Frau Präsidentin! Meine Damen und Herren! Herr Schwarz, in Ihren Aussagen zum Elternwillen und der Bewertung der Schüler und Schülerinnen hat mich ein Wort sehr hellhörig gemacht. Sie hatten „Schüler mit Perspektiven“ und „Schüler ohne Perspektiven“ genannt und gesagt, es gebe Schulen, in denen Schüler ohne Perspektiven aufgenommen würden, was Sie verhindern wollten. - Ich höre hier andeutungsweise, dass Sie die Misserfolge im gegliederten Schulsystem und die stabile Trennung noch zementieren wollen, indem Sie Schuleingangsprüfungen und Tests einführen, bevor Kinder z. B. das Gymnasium oder die Realschule besuchen. Das allerdings wäre genau der Weg in die extrem falsche Richtung, weil Sie die Abschottung dadurch noch verstärken würden. Ich möchte, dass Sie sich jetzt klar positionieren und sagen, dass Sie nicht nur keine Gesamtschulen und keine gemeinsamen Schulen wollen, sondern dass sie auch noch die Trennung durch die Einführung einer Eingangsprüfung zementieren wollen.

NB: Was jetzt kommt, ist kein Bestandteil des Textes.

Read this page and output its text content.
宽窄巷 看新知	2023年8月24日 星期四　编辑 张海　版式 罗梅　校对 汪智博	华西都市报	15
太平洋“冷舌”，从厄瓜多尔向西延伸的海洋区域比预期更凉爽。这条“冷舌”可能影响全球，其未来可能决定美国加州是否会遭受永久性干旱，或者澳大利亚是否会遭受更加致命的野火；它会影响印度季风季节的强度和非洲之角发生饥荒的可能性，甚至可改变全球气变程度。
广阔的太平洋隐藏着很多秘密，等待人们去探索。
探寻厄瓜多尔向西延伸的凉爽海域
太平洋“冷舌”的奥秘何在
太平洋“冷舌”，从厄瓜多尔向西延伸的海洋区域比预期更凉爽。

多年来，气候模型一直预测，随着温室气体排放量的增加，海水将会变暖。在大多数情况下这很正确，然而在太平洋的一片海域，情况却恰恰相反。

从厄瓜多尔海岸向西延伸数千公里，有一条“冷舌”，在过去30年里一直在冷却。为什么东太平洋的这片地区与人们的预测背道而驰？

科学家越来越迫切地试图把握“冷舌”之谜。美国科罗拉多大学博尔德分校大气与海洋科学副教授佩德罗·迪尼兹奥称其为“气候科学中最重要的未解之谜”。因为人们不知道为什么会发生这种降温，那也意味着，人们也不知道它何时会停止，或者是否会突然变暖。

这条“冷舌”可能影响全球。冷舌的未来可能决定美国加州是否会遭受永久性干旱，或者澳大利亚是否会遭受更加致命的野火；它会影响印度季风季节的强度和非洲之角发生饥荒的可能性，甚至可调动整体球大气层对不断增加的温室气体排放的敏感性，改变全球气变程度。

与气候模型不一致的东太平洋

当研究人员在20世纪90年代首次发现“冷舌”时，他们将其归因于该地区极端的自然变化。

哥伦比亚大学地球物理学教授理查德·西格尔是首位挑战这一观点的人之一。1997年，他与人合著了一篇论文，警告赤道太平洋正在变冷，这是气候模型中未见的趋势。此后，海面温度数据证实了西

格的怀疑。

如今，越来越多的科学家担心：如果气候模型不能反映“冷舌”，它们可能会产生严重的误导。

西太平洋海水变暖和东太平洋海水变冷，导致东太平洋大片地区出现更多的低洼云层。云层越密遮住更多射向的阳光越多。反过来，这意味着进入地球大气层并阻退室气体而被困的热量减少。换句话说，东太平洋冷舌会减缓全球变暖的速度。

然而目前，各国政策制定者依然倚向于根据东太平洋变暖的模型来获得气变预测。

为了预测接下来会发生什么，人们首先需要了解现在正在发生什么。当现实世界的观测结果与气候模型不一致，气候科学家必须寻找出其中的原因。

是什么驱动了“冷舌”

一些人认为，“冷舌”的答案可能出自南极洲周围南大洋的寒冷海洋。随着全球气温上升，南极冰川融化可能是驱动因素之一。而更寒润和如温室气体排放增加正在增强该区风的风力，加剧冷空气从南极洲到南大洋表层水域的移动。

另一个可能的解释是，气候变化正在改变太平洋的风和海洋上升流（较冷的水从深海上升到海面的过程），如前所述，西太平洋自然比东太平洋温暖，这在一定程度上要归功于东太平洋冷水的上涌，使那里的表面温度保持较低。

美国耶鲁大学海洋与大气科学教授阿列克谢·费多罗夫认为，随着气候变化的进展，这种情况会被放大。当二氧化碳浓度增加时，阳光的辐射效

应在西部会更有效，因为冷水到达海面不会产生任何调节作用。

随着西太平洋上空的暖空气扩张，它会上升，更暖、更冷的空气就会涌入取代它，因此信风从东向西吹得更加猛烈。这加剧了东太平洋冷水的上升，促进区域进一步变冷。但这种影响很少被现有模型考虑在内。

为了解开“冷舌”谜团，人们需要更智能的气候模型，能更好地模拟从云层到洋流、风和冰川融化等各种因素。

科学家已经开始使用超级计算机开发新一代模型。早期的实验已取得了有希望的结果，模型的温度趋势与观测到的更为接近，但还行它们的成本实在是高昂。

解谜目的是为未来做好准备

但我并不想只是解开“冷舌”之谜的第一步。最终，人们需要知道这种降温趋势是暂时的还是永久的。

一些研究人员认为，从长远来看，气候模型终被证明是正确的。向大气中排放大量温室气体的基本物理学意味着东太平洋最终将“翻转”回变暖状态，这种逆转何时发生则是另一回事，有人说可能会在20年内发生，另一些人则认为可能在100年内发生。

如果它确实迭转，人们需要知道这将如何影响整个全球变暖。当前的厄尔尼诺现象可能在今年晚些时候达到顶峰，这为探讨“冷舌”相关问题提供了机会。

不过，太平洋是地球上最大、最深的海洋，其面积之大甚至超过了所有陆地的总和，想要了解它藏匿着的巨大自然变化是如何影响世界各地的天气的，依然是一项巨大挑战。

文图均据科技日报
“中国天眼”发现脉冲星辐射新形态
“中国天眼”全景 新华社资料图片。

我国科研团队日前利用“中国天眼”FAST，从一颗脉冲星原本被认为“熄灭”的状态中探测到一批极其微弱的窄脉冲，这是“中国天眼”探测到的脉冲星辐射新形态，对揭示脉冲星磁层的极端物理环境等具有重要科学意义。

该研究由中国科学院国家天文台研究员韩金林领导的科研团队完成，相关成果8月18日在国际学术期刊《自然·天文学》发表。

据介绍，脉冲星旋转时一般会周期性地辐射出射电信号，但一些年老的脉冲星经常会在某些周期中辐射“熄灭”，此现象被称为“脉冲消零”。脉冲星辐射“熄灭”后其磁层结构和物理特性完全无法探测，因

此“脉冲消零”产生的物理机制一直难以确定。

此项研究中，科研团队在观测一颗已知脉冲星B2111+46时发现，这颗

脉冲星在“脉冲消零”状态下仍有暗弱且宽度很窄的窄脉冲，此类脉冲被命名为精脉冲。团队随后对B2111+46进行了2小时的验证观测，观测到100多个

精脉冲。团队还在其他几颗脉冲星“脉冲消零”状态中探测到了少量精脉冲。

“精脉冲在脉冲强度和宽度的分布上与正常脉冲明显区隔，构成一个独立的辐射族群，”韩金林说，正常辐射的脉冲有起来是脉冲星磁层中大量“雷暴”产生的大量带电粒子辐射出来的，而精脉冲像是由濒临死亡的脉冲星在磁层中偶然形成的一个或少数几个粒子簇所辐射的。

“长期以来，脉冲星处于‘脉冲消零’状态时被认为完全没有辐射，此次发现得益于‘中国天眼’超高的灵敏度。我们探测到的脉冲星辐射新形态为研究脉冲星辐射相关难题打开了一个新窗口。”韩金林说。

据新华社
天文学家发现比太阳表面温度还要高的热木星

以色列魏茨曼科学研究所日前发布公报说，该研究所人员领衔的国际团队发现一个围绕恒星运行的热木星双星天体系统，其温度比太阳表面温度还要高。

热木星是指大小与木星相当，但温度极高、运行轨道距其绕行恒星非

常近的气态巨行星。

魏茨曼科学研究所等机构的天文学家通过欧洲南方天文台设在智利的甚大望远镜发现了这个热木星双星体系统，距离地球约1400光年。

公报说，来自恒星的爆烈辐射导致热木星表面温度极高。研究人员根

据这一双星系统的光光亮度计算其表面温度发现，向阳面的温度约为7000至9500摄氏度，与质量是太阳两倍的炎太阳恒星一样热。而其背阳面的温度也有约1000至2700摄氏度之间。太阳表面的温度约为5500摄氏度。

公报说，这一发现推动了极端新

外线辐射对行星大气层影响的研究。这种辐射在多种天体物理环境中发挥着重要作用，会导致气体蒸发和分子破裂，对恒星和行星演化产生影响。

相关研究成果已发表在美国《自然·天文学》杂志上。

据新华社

(Beifall bei den GRÜNEN und bei der SPD)

Jetzt hat Herr Schwarz Gelegenheit, darauf anderthalb Minuten zu reagieren.

Verehrte Frau Präsidentin! Frau Steiner, ich habe in der letzten Woche Gelegenheit gehabt, mit Ihnen eine Podiumsdiskussion zu bestreiten. Auch da hatte ich festgestellt, dass Sie nicht richtig zuhören können. Heute bestätigen Sie meinen Eindruck.

(Beifall bei der FDP und bei der CDU)

Wenn ich in diesem Zusammenhang über Perspektive spreche, dann heißt das, dass es für die neu einzurichtenden Schulen eine Perspektive geben muss und dass in diesen Schulen jeder Schüler und jede Schülerin eine Perspektive für die Zukunft hat. Ich finde, dass das nichts Verwerfliches ist, einfach dazu gehört und genau so sein muss.

(Jürgen Lanclée [SPD]: Das sind doch Selbstverständlichkeiten!)

- Aber nicht für Frau Steiner. Dann muss ich es ansprechen. - Ich habe an dieser Stelle mehrfach deutlich gemacht, dass wir ein Bildungswesen wollen, in dem Vielfalt und nicht das besteht, was Sie wollen. Sie wollen eine Einheitsschule für alle, bei der alle Eltern gezwungen werden, ihre Kinder in ein gemeinsames System zu stecken. Das wollen wir nicht. Wir wollen in der Frage die Richtung beibehalten, die wir eingeschlagen haben und die erfolgreich ist.

(Beifall bei der FDP und bei der CDU - Dorothea Steiner [GRÜNE]: Frage nicht beantwortet! - Unruhe)

Jetzt hat Herr Minister Busemann das Wort. - Bevor Herr Busemann redet, bitte ich die Abgeordneten, sich auf ihre Plätze zu begeben und die Stühle nicht in den Gang zu stellen.